In your vegetable beds and flower borders, you have ways to keep the growing season going.
You can protect plants from the inevitable frost with floating row covers, or glass cloches, or plastic-covered tunnels fashioned from half-inch PVC pipes.
Or you can build or buy a cold frame and nurture vegetables to warm you during the winter. Imagine stew pots and soup kettles brimming with escarole, leeks, carrots, turnips, and other root crops. And salad bowls filled with garden-fresh lettuce, spinach, arugula, and other greens. All of them sweet and mild, grown without the stress of summer heat and competition from weeds. Cold-hardy varieties are your best bets.
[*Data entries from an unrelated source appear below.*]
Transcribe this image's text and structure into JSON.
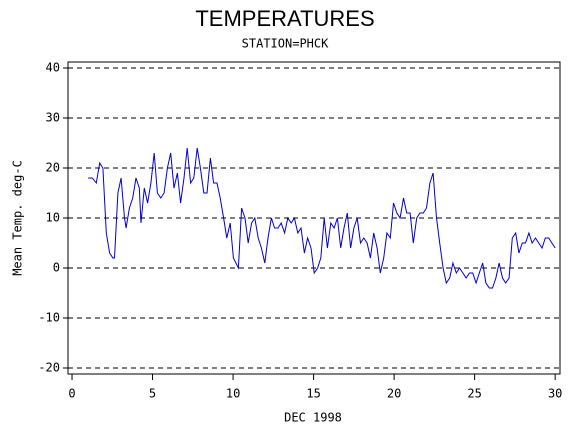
{
  "chart_data": {
    "type": "line",
    "title": "TEMPERATURES",
    "subtitle": "STATION=PHCK",
    "x_label": "DEC 1998",
    "y_label": "Mean Temp. deg-C",
    "xlim": [
      -0.25,
      30.3
    ],
    "ylim": [
      -21.2,
      41.2
    ],
    "xticks": [
      0,
      5,
      10,
      15,
      20,
      25,
      30
    ],
    "yticks": [
      -20,
      -10,
      0,
      10,
      20,
      30,
      40
    ],
    "grid": true,
    "series": [
      {
        "name": "Mean Temp",
        "color": "#0000cc",
        "x": [
          1.0,
          1.26,
          1.51,
          1.72,
          1.92,
          2.13,
          2.33,
          2.54,
          2.64,
          2.85,
          3.05,
          3.26,
          3.36,
          3.56,
          3.77,
          3.97,
          4.18,
          4.28,
          4.49,
          4.69,
          4.9,
          5.1,
          5.3,
          5.51,
          5.72,
          5.92,
          6.13,
          6.33,
          6.54,
          6.74,
          6.95,
          7.15,
          7.36,
          7.56,
          7.77,
          7.97,
          8.18,
          8.38,
          8.59,
          8.79,
          9.0,
          9.2,
          9.41,
          9.61,
          9.82,
          10.02,
          10.33,
          10.53,
          10.74,
          10.94,
          11.15,
          11.35,
          11.56,
          11.76,
          11.97,
          12.17,
          12.38,
          12.58,
          12.79,
          12.99,
          13.2,
          13.4,
          13.61,
          13.81,
          14.02,
          14.22,
          14.43,
          14.63,
          14.84,
          15.04,
          15.25,
          15.45,
          15.66,
          15.86,
          16.07,
          16.27,
          16.48,
          16.68,
          16.89,
          17.09,
          17.3,
          17.5,
          17.71,
          17.91,
          18.12,
          18.32,
          18.53,
          18.73,
          18.94,
          19.14,
          19.35,
          19.55,
          19.76,
          19.96,
          20.17,
          20.37,
          20.58,
          20.78,
          20.99,
          21.19,
          21.4,
          21.6,
          21.81,
          22.01,
          22.22,
          22.42,
          22.63,
          22.83,
          23.04,
          23.24,
          23.45,
          23.65,
          23.86,
          24.06,
          24.27,
          24.47,
          24.68,
          24.88,
          25.09,
          25.29,
          25.5,
          25.7,
          25.91,
          26.11,
          26.32,
          26.52,
          26.73,
          26.93,
          27.14,
          27.34,
          27.55,
          27.75,
          27.96,
          28.16,
          28.37,
          28.57,
          28.78,
          28.98,
          29.19,
          29.39,
          29.6,
          29.8,
          30.0
        ],
        "values": [
          18,
          18,
          17,
          21,
          20,
          7,
          3,
          2,
          2,
          15,
          18,
          10,
          8,
          12,
          14,
          18,
          16,
          9,
          16,
          13,
          17,
          23,
          15,
          14,
          15,
          20,
          23,
          16,
          19,
          13,
          18,
          24,
          17,
          18,
          24,
          20,
          15,
          15,
          22,
          17,
          17,
          14,
          10,
          6,
          9,
          2,
          0,
          12,
          10,
          5,
          9,
          10,
          6,
          4,
          1,
          6,
          10,
          8,
          8,
          9,
          7,
          10,
          9,
          10,
          7,
          8,
          3,
          6,
          4,
          -1,
          0,
          2,
          10,
          4,
          9,
          8,
          10,
          4,
          8,
          11,
          4,
          8,
          10,
          5,
          6,
          5,
          2,
          7,
          4,
          -1,
          2,
          7,
          6,
          13,
          11,
          10,
          14,
          11,
          11,
          5,
          10,
          11,
          11,
          12,
          17,
          19,
          10,
          5,
          0,
          -3,
          -2,
          1,
          -1,
          0,
          -1,
          -2,
          -1,
          -1,
          -3,
          -1,
          1,
          -3,
          -4,
          -4,
          -2,
          1,
          -2,
          -3,
          -2,
          6,
          7,
          3,
          5,
          5,
          7,
          5,
          6,
          5,
          4,
          6,
          6,
          5,
          4
        ]
      }
    ]
  }
}
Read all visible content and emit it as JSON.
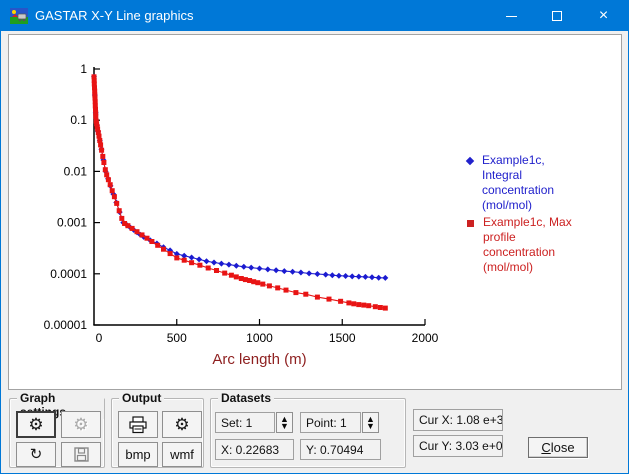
{
  "window": {
    "title": "GASTAR X-Y Line graphics"
  },
  "icons": {
    "app": "gastar-landscape-icon",
    "minimize": "–",
    "maximize": "▢",
    "close": "×",
    "gear": "⚙",
    "refresh": "↻",
    "printer": "svg-printer-shape",
    "save": "svg-floppy-shape",
    "spinner_up": "▲",
    "spinner_down": "▼"
  },
  "colors": {
    "titlebar": "#0078d7",
    "dialog_bg": "#f0f0f0",
    "axis_label": "#8e1f1f",
    "series_blue": "#1b1bd0",
    "series_red": "#e81414"
  },
  "chart_data": {
    "type": "line",
    "title": "",
    "xlabel": "Arc length (m)",
    "ylabel": "",
    "xlim": [
      0,
      2000
    ],
    "x_ticks": [
      0,
      500,
      1000,
      1500,
      2000
    ],
    "y_scale": "log",
    "ylim": [
      1e-05,
      1
    ],
    "y_ticks": [
      "1",
      "0.1",
      "0.01",
      "0.001",
      "0.0001",
      "0.00001"
    ],
    "grid": false,
    "legend_position": "right",
    "series": [
      {
        "name": "Example1c, Integral concentration (mol/mol)",
        "color": "#1b1bd0",
        "marker": "diamond",
        "x": [
          0.23,
          5,
          10,
          18,
          25,
          35,
          45,
          57,
          70,
          85,
          100,
          117,
          135,
          155,
          177,
          200,
          220,
          240,
          260,
          280,
          300,
          340,
          380,
          420,
          460,
          500,
          545,
          590,
          635,
          680,
          725,
          770,
          815,
          860,
          905,
          950,
          1000,
          1050,
          1100,
          1150,
          1200,
          1250,
          1300,
          1350,
          1400,
          1440,
          1480,
          1520,
          1560,
          1600,
          1640,
          1680,
          1720,
          1760
        ],
        "y": [
          0.705,
          0.31,
          0.139,
          0.079,
          0.06,
          0.04,
          0.027,
          0.0167,
          0.01,
          0.0072,
          0.0052,
          0.0036,
          0.00247,
          0.0016,
          0.001,
          0.00089,
          0.0008,
          0.00072,
          0.00065,
          0.00058,
          0.000525,
          0.00045,
          0.00039,
          0.00033,
          0.000286,
          0.000245,
          0.000226,
          0.000208,
          0.000191,
          0.000176,
          0.000166,
          0.000158,
          0.000151,
          0.000144,
          0.000137,
          0.000132,
          0.000127,
          0.000122,
          0.000117,
          0.000113,
          0.00011,
          0.000106,
          0.000102,
          9.9e-05,
          9.65e-05,
          9.4e-05,
          9.2e-05,
          9.05e-05,
          8.9e-05,
          8.8e-05,
          8.7e-05,
          8.55e-05,
          8.4e-05,
          8.3e-05
        ]
      },
      {
        "name": "Example1c, Max profile concentration (mol/mol)",
        "color": "#e81414",
        "marker": "square",
        "x": [
          0.23,
          1,
          2,
          3,
          4,
          5,
          6,
          7,
          8,
          9,
          10,
          11,
          13,
          16,
          19,
          22,
          26,
          30,
          35,
          40,
          46,
          53,
          60,
          68,
          77,
          87,
          98,
          110,
          123,
          137,
          152,
          168,
          185,
          205,
          230,
          260,
          290,
          320,
          350,
          385,
          420,
          460,
          500,
          545,
          590,
          640,
          690,
          740,
          790,
          830,
          860,
          890,
          915,
          940,
          965,
          990,
          1020,
          1060,
          1110,
          1160,
          1220,
          1280,
          1350,
          1420,
          1490,
          1540,
          1570,
          1600,
          1630,
          1660,
          1700,
          1730,
          1760
        ],
        "y": [
          0.705,
          0.6,
          0.51,
          0.43,
          0.37,
          0.31,
          0.27,
          0.23,
          0.19,
          0.163,
          0.139,
          0.118,
          0.096,
          0.085,
          0.0757,
          0.067,
          0.0574,
          0.049,
          0.0401,
          0.0329,
          0.0259,
          0.0196,
          0.0149,
          0.0108,
          0.0086,
          0.0069,
          0.0055,
          0.0042,
          0.0032,
          0.00237,
          0.00171,
          0.00121,
          0.00096,
          0.00087,
          0.00077,
          0.000665,
          0.000574,
          0.000495,
          0.000427,
          0.00036,
          0.000303,
          0.000248,
          0.000204,
          0.000184,
          0.000165,
          0.000147,
          0.00013,
          0.000116,
          0.000103,
          9.4e-05,
          8.7e-05,
          8.1e-05,
          7.7e-05,
          7.4e-05,
          7e-05,
          6.7e-05,
          6.3e-05,
          5.8e-05,
          5.3e-05,
          4.8e-05,
          4.3e-05,
          4e-05,
          3.5e-05,
          3.2e-05,
          2.9e-05,
          2.7e-05,
          2.6e-05,
          2.5e-05,
          2.45e-05,
          2.38e-05,
          2.28e-05,
          2.2e-05,
          2.14e-05
        ]
      }
    ],
    "legend": [
      {
        "lines": [
          "Example1c,",
          "Integral",
          "concentration",
          "(mol/mol)"
        ],
        "color": "#2121cc",
        "marker": "diamond"
      },
      {
        "lines": [
          "Example1c, Max",
          "profile",
          "concentration",
          "(mol/mol)"
        ],
        "color": "#cc2121",
        "marker": "square"
      }
    ]
  },
  "groups": {
    "graph_settings": "Graph settings",
    "output": "Output",
    "datasets": "Datasets"
  },
  "output_buttons": {
    "bmp": "bmp",
    "wmf": "wmf"
  },
  "datasets": {
    "set": "Set: 1",
    "point": "Point: 1",
    "x": "X: 0.22683",
    "y": "Y: 0.70494"
  },
  "cursor": {
    "x": "Cur X: 1.08 e+3",
    "y": "Cur Y: 3.03 e+0"
  },
  "close": {
    "initial": "C",
    "rest": "lose"
  }
}
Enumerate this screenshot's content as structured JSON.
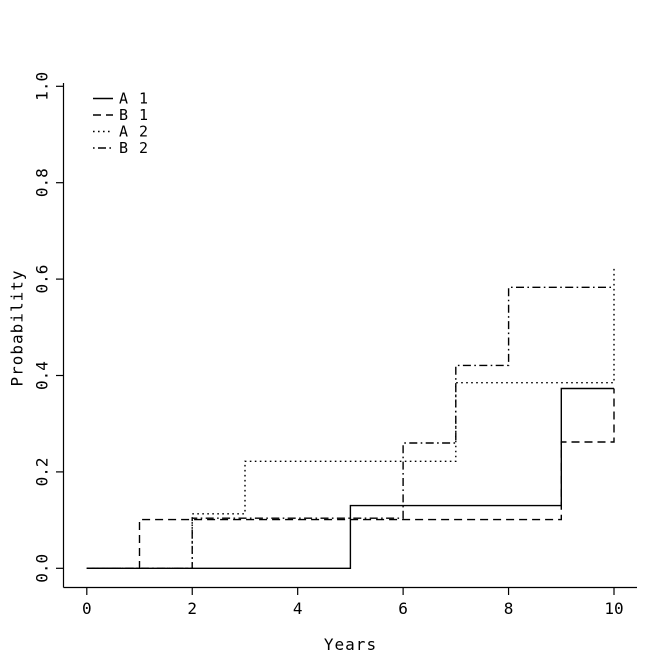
{
  "figure": {
    "background": "#ffffff",
    "foreground": "#000000"
  },
  "chart_data": {
    "type": "line",
    "subtype": "step",
    "title": "",
    "xlabel": "Years",
    "ylabel": "Probability",
    "xlim": [
      0,
      10
    ],
    "ylim": [
      0.0,
      1.0
    ],
    "xticks": [
      0,
      2,
      4,
      6,
      8,
      10
    ],
    "ytick_labels": [
      "0.0",
      "0.2",
      "0.4",
      "0.6",
      "0.8",
      "1.0"
    ],
    "ytick_values": [
      0.0,
      0.2,
      0.4,
      0.6,
      0.8,
      1.0
    ],
    "grid": false,
    "legend_position": "top-left",
    "line_color": "#000000",
    "series": [
      {
        "name": "A 1",
        "linestyle": "solid",
        "points": [
          [
            0,
            0
          ],
          [
            5,
            0
          ],
          [
            5,
            0.13
          ],
          [
            9,
            0.13
          ],
          [
            9,
            0.373
          ],
          [
            10,
            0.373
          ]
        ]
      },
      {
        "name": "B 1",
        "linestyle": "dashed",
        "points": [
          [
            0,
            0
          ],
          [
            1,
            0
          ],
          [
            1,
            0.101
          ],
          [
            9,
            0.101
          ],
          [
            9,
            0.262
          ],
          [
            10,
            0.262
          ],
          [
            10,
            0.373
          ]
        ]
      },
      {
        "name": "A 2",
        "linestyle": "dotted",
        "points": [
          [
            0,
            0
          ],
          [
            2,
            0
          ],
          [
            2,
            0.113
          ],
          [
            3,
            0.113
          ],
          [
            3,
            0.222
          ],
          [
            7,
            0.222
          ],
          [
            7,
            0.385
          ],
          [
            10,
            0.385
          ],
          [
            10,
            0.625
          ]
        ]
      },
      {
        "name": "B 2",
        "linestyle": "dashdot",
        "points": [
          [
            0,
            0
          ],
          [
            2,
            0
          ],
          [
            2,
            0.104
          ],
          [
            6,
            0.104
          ],
          [
            6,
            0.26
          ],
          [
            7,
            0.26
          ],
          [
            7,
            0.421
          ],
          [
            8,
            0.421
          ],
          [
            8,
            0.583
          ],
          [
            10,
            0.583
          ]
        ]
      }
    ]
  }
}
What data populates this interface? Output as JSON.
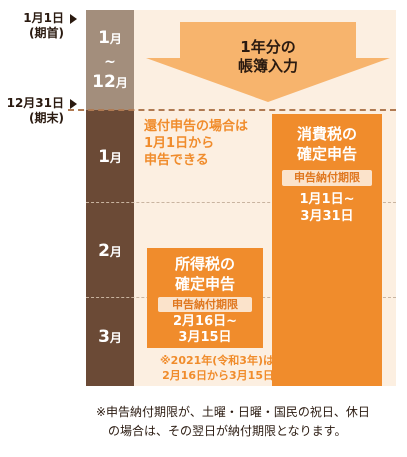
{
  "timeline": {
    "start_label_line1": "1月1日",
    "start_label_line2": "(期首)",
    "end_label_line1": "12月31日",
    "end_label_line2": "(期末)"
  },
  "months": {
    "top_start": "1",
    "top_start_unit": "月",
    "top_tilde": "~",
    "top_end": "12",
    "top_end_unit": "月",
    "m1": "1",
    "m2": "2",
    "m3": "3",
    "unit": "月"
  },
  "arrow": {
    "line1": "1年分の",
    "line2": "帳簿入力"
  },
  "blue_return_note": {
    "line1": "還付申告の場合は",
    "line2": "1月1日から",
    "line3": "申告できる"
  },
  "consumption_tax": {
    "title_line1": "消費税の",
    "title_line2": "確定申告",
    "deadline_tag": "申告納付期限",
    "deadline_line1": "1月1日~",
    "deadline_line2": "3月31日"
  },
  "income_tax": {
    "title_line1": "所得税の",
    "title_line2": "確定申告",
    "deadline_tag": "申告納付期限",
    "deadline_line1": "2月16日~",
    "deadline_line2": "3月15日"
  },
  "income_note": {
    "line1": "※2021年(令和3年)は",
    "line2": "2月16日から3月15日"
  },
  "footnote": {
    "line1": "※申告納付期限が、土曜・日曜・国民の祝日、休日",
    "line2": "の場合は、その翌日が納付期限となります。"
  }
}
You can use a pricey prefab model or a homemade version for your cold frame. You even can create a cold frame by using bales of hay and an old window sash for the top. Whatever you use, it’s a good idea to position it against the south-facing side of a building to take advantage of the extra warmth and wind protection. Put a thermometer inside because, even in February on a sunny day, a cold frame can spike a temperature and need venting. You don’t want your veggies to get cooked until you cook them.
Also your cold frame may need a little protection when it gets really cold. So throw old rugs or blankets over it to keep the plants from freezing.
Inside this mini greenhouse even potted herbs and tender perennials should stay cozy through winter. And with a cold frame you can get an extra-early jump start on next spring’s garden.
You also have flowers to admire as this season winds down such as the last and best showing of your dahlias.
The flower colors only intensify as the weather gets cooler until a killing frost does in the blooms. Then it’s time to dig up the tubers and let these divas have their beauty rest.
Some perennials take the spotlight in the waning season. Now is the time to pay homage to autumn’s all-stars: Montauk daisies (shown), New England asters, Joe Pye weed, Japanese anemones, toad lilies, and goldenrod.
This is when ‘Autumn Joy’ sedum lives up to its name and shows its true colors before darkening to mahogany. But don’t just admire these beauties. Remember, fall is for planting. So as long as the ground is still workable, you can—and should—plant now for a glorious garden next fall.
If you’re thirsting for a shot of color as the earth cools, dig in some colchicums.
You don’t have to wait till next spring to enjoy these flowering bulbs. They bloom when you’re in the midst of the garden task that most defines autumn: planting tulips.
It’s all part of the cycle of the seasons. That’s what keeps gardens, as well as gardeners, growing.